Simon ended the call.
So Charlie wasn't at Brent's. Wasn't at work. Wasn't at his apartment. And his only friend thought his vampirism was elaborate roleplay.
11:56 PM.
Where the hell was Charlie?
Chapter
Seventeen
The eastern horizon had gone from black to bruised purple, and Charlie pressed himself back against an air conditioning unit that barely covered half his body.
He'd been up here for—what, seven hours?
Hard to tell when his phone refused to turn on.
The rooftop stretched thirty feet in every direction from his pathetic shelter. Gravel and tar paper that would start heating the moment the sun touched it.
Once more he wondered if he could survive the fall.
Maybe.
He peered over the edge again. His stomach lurched.
Vampires had enhanced healing. But enhanced healing wouldn't help if his head separated from his shoulders on impact.
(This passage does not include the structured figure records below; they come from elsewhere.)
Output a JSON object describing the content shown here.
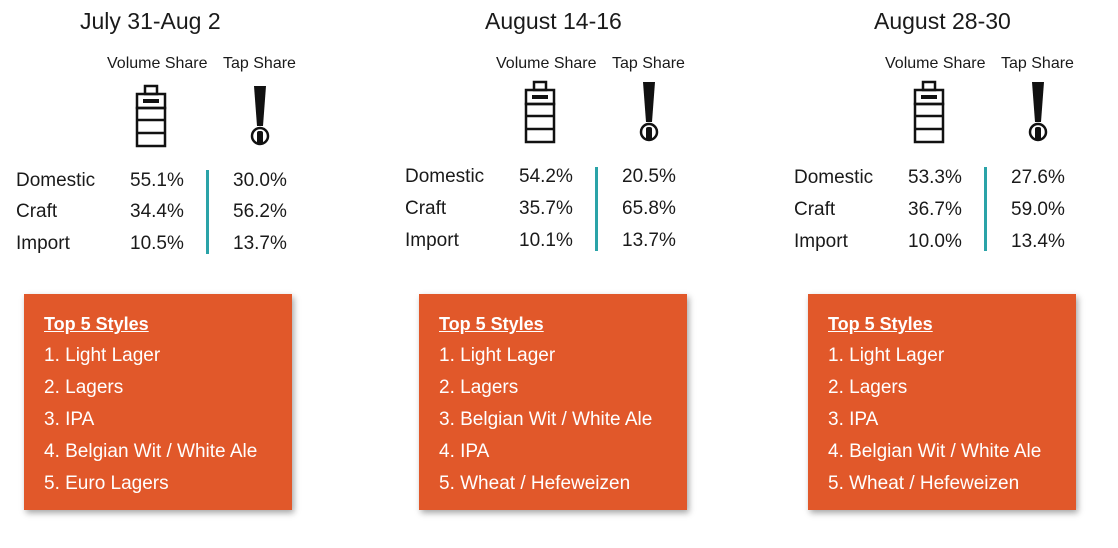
{
  "headers": {
    "volume_share": "Volume Share",
    "tap_share": "Tap Share"
  },
  "styles_title": "Top 5 Styles",
  "colors": {
    "box": "#e1582a",
    "divider": "#2aa3a8"
  },
  "icons": {
    "volume": "beer-keg-icon",
    "tap": "beer-tap-handle-icon"
  },
  "periods": [
    {
      "title": "July 31-Aug 2",
      "rows": [
        {
          "label": "Domestic",
          "volume": "55.1%",
          "tap": "30.0%"
        },
        {
          "label": "Craft",
          "volume": "34.4%",
          "tap": "56.2%"
        },
        {
          "label": "Import",
          "volume": "10.5%",
          "tap": "13.7%"
        }
      ],
      "styles": [
        "1. Light Lager",
        "2. Lagers",
        "3. IPA",
        "4. Belgian Wit / White Ale",
        "5. Euro Lagers"
      ]
    },
    {
      "title": "August 14-16",
      "rows": [
        {
          "label": "Domestic",
          "volume": "54.2%",
          "tap": "20.5%"
        },
        {
          "label": "Craft",
          "volume": "35.7%",
          "tap": "65.8%"
        },
        {
          "label": "Import",
          "volume": "10.1%",
          "tap": "13.7%"
        }
      ],
      "styles": [
        "1. Light Lager",
        "2. Lagers",
        "3. Belgian Wit / White Ale",
        "4. IPA",
        "5. Wheat / Hefeweizen"
      ]
    },
    {
      "title": "August 28-30",
      "rows": [
        {
          "label": "Domestic",
          "volume": "53.3%",
          "tap": "27.6%"
        },
        {
          "label": "Craft",
          "volume": "36.7%",
          "tap": "59.0%"
        },
        {
          "label": "Import",
          "volume": "10.0%",
          "tap": "13.4%"
        }
      ],
      "styles": [
        "1. Light Lager",
        "2. Lagers",
        "3. IPA",
        "4. Belgian Wit / White Ale",
        "5. Wheat / Hefeweizen"
      ]
    }
  ]
}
Or if he landed wrong and ended up a vampire pancake, slowly reconstituting on Madison Avenue while commuters stepped over him.
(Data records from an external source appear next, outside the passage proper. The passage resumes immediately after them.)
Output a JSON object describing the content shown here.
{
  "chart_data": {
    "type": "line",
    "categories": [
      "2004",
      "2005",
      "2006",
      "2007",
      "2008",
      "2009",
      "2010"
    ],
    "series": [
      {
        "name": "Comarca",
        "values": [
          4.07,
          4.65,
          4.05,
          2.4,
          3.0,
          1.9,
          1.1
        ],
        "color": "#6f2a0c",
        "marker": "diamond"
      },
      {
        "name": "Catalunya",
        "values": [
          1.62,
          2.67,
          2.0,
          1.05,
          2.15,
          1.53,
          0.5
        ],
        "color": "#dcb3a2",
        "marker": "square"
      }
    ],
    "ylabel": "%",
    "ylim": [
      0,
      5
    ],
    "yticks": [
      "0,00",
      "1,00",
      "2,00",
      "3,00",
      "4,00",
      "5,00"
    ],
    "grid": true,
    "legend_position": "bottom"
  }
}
Pancakes usually came with syrup, didn't they?
What a fitting end that would be, considering Charlie was basically 60% syrup already.
The purple sky shifted toward pink.
Charlie's skin prickled with warning. He felt as if he were standing too close to an oven with the door cracked open.
"Jump," he whispered to himself. "Just jump. You got up here somehow."
His legs refused to cooperate.
He'd tried four times already. Each time, his body locked up the moment his feet left the ground, dropping him back onto the gravel roof with all the grace of a sack of potatoes. Whatever vampire instinct had carried him up here in blind terror had apparently clocked out for the night.
Which was just perfect.
Here he was, Charlie the vampire, turned as a joke, surviving on red sugar, and now about to become the world's most pathetic supernatural barbecue. They'd find his crispy remains up here eventually.
Charlie huddled against the AC unit again. He tried to fold himself smaller, knees to chest, but his feet stuck out into the growing light. The sensation shifted from oven warmth to standing under a heat lamp. Not burning yet, but the promise of pain building in his skin.
He thought about Simon's apartment. That sparse, empty space that had somehow felt safer than anywhere Charlie had beensince turning. Which was insane, considering Simon was a vampire hunter who'd been sent to kill him.